Départs et licenciements chez SAP : un signe fort pour ABAP & HANA, pas un signal de détresse
Selon plusieurs analystes, la « restructuration » est une décision de SAP qui vise à mieux se positionner dans le cloud. ABAP et HANA s'avèrent moins centraux dans sa stratégie. Mais il ne s'agirait en aucun cas d'un début d'abandon de ces technologies.
Début mars, lorsque SAP a annoncé qu'il allait licencier 4 400 employés, l'éditeur expliquait que cette restructuration faisait partie d'un « programme de réorganisation ». Si les départs et les analyses indiquent une chose, c'est que l'éditeur semble avoir quelques doutes sur sa stratégie actuelle dans le cloud - et qu'il réduit la voilure autour de sa base de données HANA et sur son langage de programmation ABAP.
Les analystes pensent que les clients de SAP continueront à bénéficier d'un fort support pour ces technologies. Mais ils pensent aussi que ces départs sont des signes qui montrent que SAP pourrait vouloir davantage ouvrir sa plate-forme.
SAP n'est pas la seule grande entreprise technologique à licencier : PayPal et Oracle ont aussi récemment réduit leurs effectifs.
Les concurrents historiques de SAP s'engagent en effet eux aussi, sous la pression du cloud, sur la voie des réorganisations. Si ces départs font plus de bruit médiatique chez l'Allemand, c'est qu'ils concernent un grand nombre de « SAP Mentors », des développeurs qui faisaient partie d'un groupe influent, explique Joshua Greenbaum, directeur de Enterprise Applications Consulting.

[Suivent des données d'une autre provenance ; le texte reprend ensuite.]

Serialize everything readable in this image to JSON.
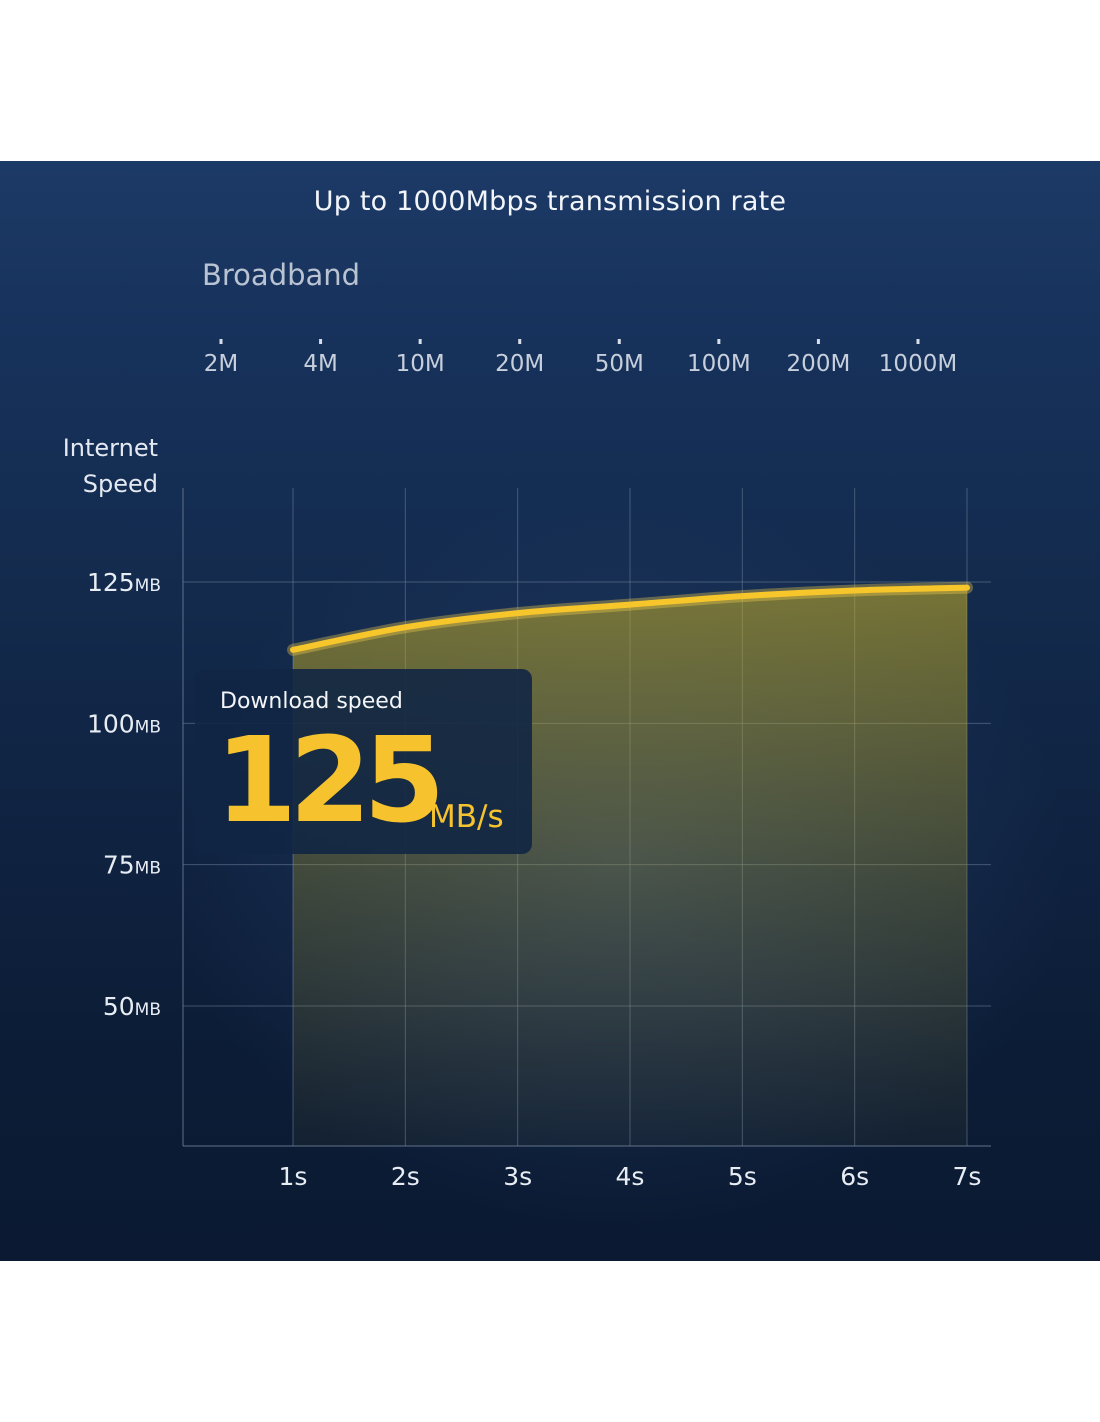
{
  "title": "Up to 1000Mbps transmission rate",
  "broadband": {
    "label": "Broadband",
    "ticks": [
      "2M",
      "4M",
      "10M",
      "20M",
      "50M",
      "100M",
      "200M",
      "1000M"
    ]
  },
  "chart_data": {
    "type": "area",
    "ylabel_lines": [
      "Internet",
      "Speed"
    ],
    "y_ticks": [
      {
        "value": 125,
        "label": "125",
        "unit": "MB"
      },
      {
        "value": 100,
        "label": "100",
        "unit": "MB"
      },
      {
        "value": 75,
        "label": "75",
        "unit": "MB"
      },
      {
        "value": 50,
        "label": "50",
        "unit": "MB"
      }
    ],
    "x_ticks": [
      "1s",
      "2s",
      "3s",
      "4s",
      "5s",
      "6s",
      "7s"
    ],
    "x": [
      1,
      2,
      3,
      4,
      5,
      6,
      7
    ],
    "values": [
      113,
      117,
      119.5,
      121,
      122.5,
      123.5,
      124
    ],
    "ylim": [
      30,
      125
    ],
    "grid": true
  },
  "callout": {
    "label": "Download speed",
    "value": "125",
    "unit": "MB/s"
  },
  "colors": {
    "accent": "#f6c32e",
    "background": "#132a4c",
    "grid": "#6d7f99"
  }
}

ABAP n'est plus la « Dancing Queen » de SAP
Les départs dans le top management de SAP concernent Rich Heilman et Thomas Jung, deux développeurs ABAP très estimés par la communauté, ainsi que Bjoern Goerke, directeur de la technologie et responsable de l'activité SAP Cloud Platform.
Pour personnaliser les applications Cloud de SAP, les développeurs doivent construire des extensions en ABAP - le langage propriétaire de SAP - sur le PaaS de l'éditeur.
Selon Duy Nguyen, du cabinet Gartner, Rich Heilman et Thomas Jung étaient deux personnes clefs vers lesquelles la communauté ABAP se tournait pour obtenir de l'aide sur les problèmes qui pouvaient survenir lors des développements dans ce langage.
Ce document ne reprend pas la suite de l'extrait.